If your net rotated and you've drawn it again, then they are congruent to each other.

They're just a rotation.

So I need completely unique nets.

Sketch as many as you can.

Question two, a tetrahedron is a platonic solid.

It's made of four equilateral triangles.

Draw a net for a tetrahedron.

So pause the video whilst you're working through questions one and two.

So question one, remember there are more that you can find.

Sketch as many as you can find.

And question two, draw a net for a tetrahedron.

Press play when you're ready to move on in this task.

Okay, so question three, the plans and elevations are drawn on a centimetre grid.

Draw the net for the solid shown by the plan and elevations.

So pause the video, you may want to sketch the solid before trying to draw its net.

Remember to do that accurately thinking about the dimensions as it's on a centimetre grid.

Press play when you're ready for question four.

Question four, I'd like you to finish the net for this pentagonal prism.

So we've got one pentagonal face and two rectangles, I'd like you to complete the net.

Press pause whilst you're doing that, and then when you press play, we'll to question five.

Question five, which of the following rectangles can be used to create the net of a cuboid? So there isn't a net here, but if you were to be able to select the rectangles that could create a net for a cuboid.

Press pause and then when you think you're finished with question five, when you press play, we're gonna go through our answers.

So here is question one.

So I asked you to sketch as many as you can, and actually there were eight more that could be found.

So eight non-congruent.

So it doesn't matter if you rotate them or reflect them, you will not get the same image.

So pause the video and go through the ones that you found.

They needed to have six square faces to have any chance of being a net of a cube.

These are the eight further ones you could find.

Question two, a tetrahedron.

There were actually two nets for a tetrahedron.

So you can imagine the triangular face that's on the one it's laying on, the one it's sat on, being stuck and then just unfolding the other three.

Or, again, keeping one sort of in one place and then unwrapping it and we get an equilateral triangle is the shape of that net.

And a parallelogram is the shape of the other net, four equilateral triangles in that tetrahedron.

Question three, you needed to draw the net, and this is an example of the net that you could have drawn.

So again, because we could have unfolded it in a slightly different configuration, but you needed two isosceles triangles and three rectangles of which two were congruent because of the isosceles triangles.

Question four, here is an example of the net that you could have come up with to finish the net.

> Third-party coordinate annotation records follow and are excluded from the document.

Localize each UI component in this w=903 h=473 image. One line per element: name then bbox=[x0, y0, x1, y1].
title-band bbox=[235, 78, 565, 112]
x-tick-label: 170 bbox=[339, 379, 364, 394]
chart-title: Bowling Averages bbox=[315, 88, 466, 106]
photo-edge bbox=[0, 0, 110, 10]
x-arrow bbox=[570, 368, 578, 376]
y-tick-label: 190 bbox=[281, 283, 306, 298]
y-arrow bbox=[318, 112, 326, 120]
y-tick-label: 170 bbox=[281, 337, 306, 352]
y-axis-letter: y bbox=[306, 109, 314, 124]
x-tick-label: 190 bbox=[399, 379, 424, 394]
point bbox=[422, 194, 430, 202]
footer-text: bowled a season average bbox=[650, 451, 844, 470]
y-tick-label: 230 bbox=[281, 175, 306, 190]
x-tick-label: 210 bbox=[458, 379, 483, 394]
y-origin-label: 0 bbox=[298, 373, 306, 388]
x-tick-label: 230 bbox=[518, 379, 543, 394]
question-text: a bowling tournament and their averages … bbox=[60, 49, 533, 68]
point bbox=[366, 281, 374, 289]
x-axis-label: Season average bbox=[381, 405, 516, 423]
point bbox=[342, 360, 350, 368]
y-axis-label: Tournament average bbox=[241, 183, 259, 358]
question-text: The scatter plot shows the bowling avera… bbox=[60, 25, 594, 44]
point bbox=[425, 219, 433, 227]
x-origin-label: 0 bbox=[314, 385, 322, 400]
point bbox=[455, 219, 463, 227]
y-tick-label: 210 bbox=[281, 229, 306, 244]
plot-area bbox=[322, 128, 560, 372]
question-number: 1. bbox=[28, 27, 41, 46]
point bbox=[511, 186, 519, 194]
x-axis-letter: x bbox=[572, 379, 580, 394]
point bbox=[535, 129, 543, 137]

You needed to have five rectangles in total and two pentagons of which those pentagons needed to be congruent.

So you may have needed to use a piece of tracing paper to ensure that they were identical to finish the net.

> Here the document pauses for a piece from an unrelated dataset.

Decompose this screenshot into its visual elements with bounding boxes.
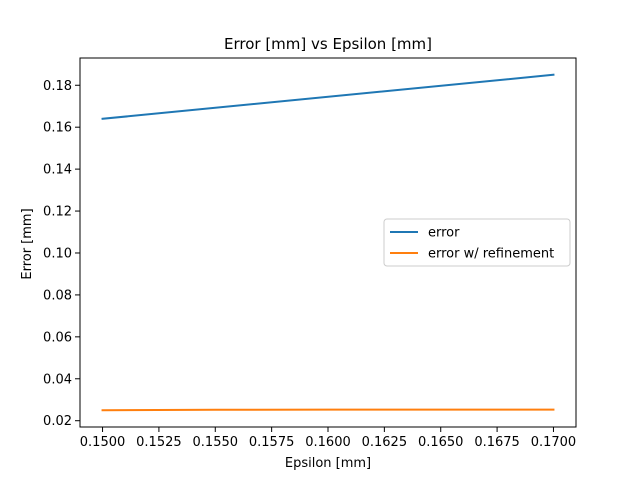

So this is one configuration, you may have had it a slightly different way.

You could potentially trace over it, cut it out and see if it folds back to be the pentagonal prism.

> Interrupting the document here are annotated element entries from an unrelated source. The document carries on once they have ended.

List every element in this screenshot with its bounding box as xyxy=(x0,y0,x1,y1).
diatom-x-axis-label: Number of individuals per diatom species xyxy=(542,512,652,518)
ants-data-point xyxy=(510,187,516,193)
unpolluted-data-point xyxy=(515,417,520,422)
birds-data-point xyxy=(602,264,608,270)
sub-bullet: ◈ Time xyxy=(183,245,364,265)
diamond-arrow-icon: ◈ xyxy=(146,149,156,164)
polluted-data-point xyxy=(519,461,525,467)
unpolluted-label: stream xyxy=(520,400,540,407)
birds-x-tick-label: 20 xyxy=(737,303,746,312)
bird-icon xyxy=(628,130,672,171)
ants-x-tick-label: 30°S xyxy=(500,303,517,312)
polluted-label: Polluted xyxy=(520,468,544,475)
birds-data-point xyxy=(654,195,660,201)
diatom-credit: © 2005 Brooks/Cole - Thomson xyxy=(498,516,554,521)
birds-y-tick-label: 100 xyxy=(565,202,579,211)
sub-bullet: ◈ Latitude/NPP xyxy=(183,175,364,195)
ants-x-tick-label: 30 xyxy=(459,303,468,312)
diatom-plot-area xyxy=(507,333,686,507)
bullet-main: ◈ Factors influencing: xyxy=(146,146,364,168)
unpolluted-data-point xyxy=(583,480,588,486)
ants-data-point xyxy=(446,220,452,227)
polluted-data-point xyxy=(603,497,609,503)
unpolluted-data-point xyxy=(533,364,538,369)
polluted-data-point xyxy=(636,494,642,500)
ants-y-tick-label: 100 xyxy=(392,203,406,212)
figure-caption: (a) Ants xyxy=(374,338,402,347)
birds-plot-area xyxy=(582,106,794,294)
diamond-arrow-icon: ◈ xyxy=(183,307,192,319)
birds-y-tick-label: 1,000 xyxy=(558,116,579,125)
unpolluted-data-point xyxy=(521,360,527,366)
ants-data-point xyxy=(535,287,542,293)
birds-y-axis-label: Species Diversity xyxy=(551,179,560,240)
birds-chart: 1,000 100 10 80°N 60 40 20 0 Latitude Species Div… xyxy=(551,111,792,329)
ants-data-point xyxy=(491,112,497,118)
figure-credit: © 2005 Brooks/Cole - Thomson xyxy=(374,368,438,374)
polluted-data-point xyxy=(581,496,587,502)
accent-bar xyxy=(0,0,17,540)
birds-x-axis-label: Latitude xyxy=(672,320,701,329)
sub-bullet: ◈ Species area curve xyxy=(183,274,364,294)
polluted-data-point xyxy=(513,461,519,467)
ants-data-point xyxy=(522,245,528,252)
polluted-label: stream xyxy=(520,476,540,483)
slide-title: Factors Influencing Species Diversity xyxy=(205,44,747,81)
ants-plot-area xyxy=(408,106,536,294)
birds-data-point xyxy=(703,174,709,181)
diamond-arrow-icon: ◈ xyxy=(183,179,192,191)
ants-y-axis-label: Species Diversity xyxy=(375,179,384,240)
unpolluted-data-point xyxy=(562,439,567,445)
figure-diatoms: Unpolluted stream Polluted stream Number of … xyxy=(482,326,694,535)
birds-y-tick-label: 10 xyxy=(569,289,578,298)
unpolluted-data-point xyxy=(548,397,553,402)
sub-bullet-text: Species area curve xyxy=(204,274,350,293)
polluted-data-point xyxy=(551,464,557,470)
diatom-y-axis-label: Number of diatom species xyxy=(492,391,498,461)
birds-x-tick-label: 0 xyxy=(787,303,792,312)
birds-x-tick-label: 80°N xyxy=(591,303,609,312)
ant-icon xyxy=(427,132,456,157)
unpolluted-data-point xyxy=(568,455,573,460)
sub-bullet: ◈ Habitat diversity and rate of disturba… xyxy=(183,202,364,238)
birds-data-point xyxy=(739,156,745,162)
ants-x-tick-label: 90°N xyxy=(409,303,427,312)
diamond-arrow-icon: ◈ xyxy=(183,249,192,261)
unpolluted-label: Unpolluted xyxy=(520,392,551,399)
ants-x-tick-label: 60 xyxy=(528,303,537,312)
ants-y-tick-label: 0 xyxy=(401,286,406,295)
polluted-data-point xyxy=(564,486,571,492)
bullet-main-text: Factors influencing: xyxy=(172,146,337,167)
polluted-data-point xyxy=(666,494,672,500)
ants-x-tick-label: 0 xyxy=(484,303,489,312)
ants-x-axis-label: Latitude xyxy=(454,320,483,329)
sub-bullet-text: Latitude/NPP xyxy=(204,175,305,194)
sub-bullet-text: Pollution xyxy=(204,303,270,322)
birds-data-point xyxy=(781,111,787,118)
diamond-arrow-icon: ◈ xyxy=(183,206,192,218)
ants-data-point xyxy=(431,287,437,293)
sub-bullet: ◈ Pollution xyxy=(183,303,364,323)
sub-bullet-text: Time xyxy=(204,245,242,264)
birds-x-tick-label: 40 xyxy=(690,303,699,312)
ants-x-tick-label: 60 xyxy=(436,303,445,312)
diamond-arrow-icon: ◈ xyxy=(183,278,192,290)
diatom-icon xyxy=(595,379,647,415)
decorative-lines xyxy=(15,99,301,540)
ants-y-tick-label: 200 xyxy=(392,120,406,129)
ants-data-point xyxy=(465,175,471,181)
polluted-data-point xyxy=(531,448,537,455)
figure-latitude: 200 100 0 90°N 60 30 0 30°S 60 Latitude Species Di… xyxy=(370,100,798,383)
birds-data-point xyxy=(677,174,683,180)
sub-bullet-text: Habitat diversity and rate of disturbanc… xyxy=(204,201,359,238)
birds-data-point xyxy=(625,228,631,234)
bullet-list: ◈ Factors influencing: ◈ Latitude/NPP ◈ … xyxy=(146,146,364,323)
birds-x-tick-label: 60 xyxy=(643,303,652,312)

And lastly, which of the following rectangles can be used to create the net of the cuboid? Were the three that are now sort of shaded or greyed out.

The reason these three would work is because we needed to have these pairs of congruent rectangles where we would have an overlap of the dimensions so that they match up when we fold it.

So if we look at the top left one is a two by three rectangle.

The one below it is a three by four rectangle.

So the three edge would be where they could connect without any gaps.

And then the other rectangle is two by four.

So it is got an overlap with the two and an overlap with the four on the other one.

So we can create the net where these are going to match up and fold to be a cuboid.

So to summarise today's lesson which was checking and securing understanding of nets of solids, a net is a 2D representation of a 3D solid and they're composed of the faces of that solid.

Folding the net along certain edges and joining others produces the solid, and some solids can have multiple nets.

Really well done today.

I look forward to working with you again in the future.